Neji finds that the air around him is suddenly much colder than it was before. Pressure is beginning to build up again inside of him, the beast weaving itself throughout his body.

"I did." Her voice is quiet, but to Neji it is the only sound in his universe. "I bargained with them. I—I'm not the Heir anymore." The chill in the air seeps through his skin, sinking deep into the core of the monster in his gut. Hinata keeps talking, the words spilling out almost uncontrollably. "It was the only thing I could think of that they'd accept."
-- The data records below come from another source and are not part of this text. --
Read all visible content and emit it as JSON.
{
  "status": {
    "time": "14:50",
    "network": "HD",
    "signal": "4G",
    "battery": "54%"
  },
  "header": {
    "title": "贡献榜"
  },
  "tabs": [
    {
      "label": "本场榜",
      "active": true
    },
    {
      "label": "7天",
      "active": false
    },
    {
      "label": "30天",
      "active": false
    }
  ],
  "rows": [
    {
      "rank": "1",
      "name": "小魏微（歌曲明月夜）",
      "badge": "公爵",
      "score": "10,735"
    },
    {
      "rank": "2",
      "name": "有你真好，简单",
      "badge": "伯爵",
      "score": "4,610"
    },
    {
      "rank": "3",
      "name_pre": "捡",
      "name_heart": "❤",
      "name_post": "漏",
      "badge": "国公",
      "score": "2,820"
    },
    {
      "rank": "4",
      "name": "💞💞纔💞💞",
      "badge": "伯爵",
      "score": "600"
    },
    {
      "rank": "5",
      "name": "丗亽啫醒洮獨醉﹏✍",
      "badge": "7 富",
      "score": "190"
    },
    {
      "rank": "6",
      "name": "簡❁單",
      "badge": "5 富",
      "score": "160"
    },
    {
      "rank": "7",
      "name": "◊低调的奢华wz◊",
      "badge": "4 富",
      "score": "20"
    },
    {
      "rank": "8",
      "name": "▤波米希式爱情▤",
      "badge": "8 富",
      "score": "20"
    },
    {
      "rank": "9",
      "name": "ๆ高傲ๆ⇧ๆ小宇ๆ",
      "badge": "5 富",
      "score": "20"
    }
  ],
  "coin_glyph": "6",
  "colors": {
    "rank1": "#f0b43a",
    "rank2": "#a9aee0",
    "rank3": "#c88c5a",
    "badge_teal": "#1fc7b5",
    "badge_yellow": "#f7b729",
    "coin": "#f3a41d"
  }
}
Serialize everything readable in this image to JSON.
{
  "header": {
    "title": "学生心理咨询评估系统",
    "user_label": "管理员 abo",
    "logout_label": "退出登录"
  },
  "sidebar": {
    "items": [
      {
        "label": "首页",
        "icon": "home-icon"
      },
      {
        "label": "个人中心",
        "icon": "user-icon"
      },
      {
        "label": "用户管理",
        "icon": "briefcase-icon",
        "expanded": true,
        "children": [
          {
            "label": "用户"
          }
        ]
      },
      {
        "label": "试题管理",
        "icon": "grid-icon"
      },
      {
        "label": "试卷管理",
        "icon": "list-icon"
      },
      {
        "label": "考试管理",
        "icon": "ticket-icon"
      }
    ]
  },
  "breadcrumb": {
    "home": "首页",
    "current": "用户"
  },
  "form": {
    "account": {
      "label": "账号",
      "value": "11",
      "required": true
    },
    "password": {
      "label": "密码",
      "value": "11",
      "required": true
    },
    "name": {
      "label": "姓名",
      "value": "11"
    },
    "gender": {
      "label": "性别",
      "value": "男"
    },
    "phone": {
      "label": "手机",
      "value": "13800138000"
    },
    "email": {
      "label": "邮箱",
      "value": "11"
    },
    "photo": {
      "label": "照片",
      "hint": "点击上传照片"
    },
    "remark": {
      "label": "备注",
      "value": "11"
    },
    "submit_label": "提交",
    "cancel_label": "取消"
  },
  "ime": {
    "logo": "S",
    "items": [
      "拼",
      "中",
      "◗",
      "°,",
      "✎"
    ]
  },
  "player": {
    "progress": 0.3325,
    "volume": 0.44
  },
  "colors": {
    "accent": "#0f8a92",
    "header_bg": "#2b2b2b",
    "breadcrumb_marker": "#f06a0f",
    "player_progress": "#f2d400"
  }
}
Neji remembers the bargain Hiashi made over two years ago, after that Chuunin Exam when Neji had shown his contempt for the Hyuuga and his power to the entire village. In exchange for teaching his nephew, Hiashi had given the Elders the right, under certain circumstances, to choose his successor. One of those circumstances was if there was no designated Heir. It was a minor concession, one Hiashi had thought was worthwhile at the time.

The beast is trying to squeeze his lungs and heart out of existence. "Did you remove yourself from succession completely?" Neji's voice is calm, but his mind is reeling, trying to reach the conclusion his body already senses. As Hinata explains that no, she is not out of succession, Neji turns his thoughts from what he will do before he dies to what will happen after he is dead.

With the right Hiashi gave the Elders, Neji knows that they were now able to choose which sister will inherit the leadership of the Hyuuga. It is well understood that Hanabi is a better kunoichi than her older sister and an open secret that most of the Elders favor her over Hinata.

Hyuuga tradition has remained largely unchanged since the day the first member of the Branch Family was given a curse seal. The one thing that remains unwavering, unbroken, is the responsibility of the Branch to protect the Main. Specifically, the appointment of a member of the Branch—less than one generation removed from the Main Family—to serve as the protector of the Heir. At the age of four, Neji was marked and given the charge of protecting Hinata.

The beast spasms, its tendrils shattering, shredding everything within him as Neji realizes what will happen after he dies.

Whatever sister is not chosen will be marked as a member of the Branch Family and take his position as the Heir's protector. Hinata will be branded, and Hanabi will rule.

"Why did you do it?" Neji is too angry to be surprised that his voice is loud and increasing in volume by the moment. "You've thrown it all away!"

"Wha—"

"The chance to change the Hyuuga!" He whips his head in Hinata's direction, his hand flung up, gesturing at his bare forehead and the curse seal that still blazes there. "Do you think Hanabi cares about the Branch House? Do you think she will, in all her arrogance, even consider trying to heal our clan?"

Years of frustration and bitterness battle against his despair and ruined hope, and the ensuing tempest threatens to drown him in the darkness of his universe. This is your fault, a small part of his mind taunts. If you had been a better shinobi, it wouldn't matter if she abdicated, because you would have been there to protect Hanabi, and Hinata would have held a position of power in the Main Family. Neji feels his hands begin to shake, and he squeezes them into fists, pressing them hard against his mattress. But in twenty-nine days you will die, and so will any hope of the Hyuuga changing.

"I didn't—I can't send Hanabi to the Branch House, not if there's a chance to stop it," Hinata says, and Neji hears the tremor in her voice that is only there when she is on the verge of tears. "And I couldn't just let you die."

Neji stares in the direction of the ceiling for a long time after she leaves. He breathes in the fragrance of the single flower in his room and thinks of Elders and bargains and traditions and the price Hinata has paid for his life.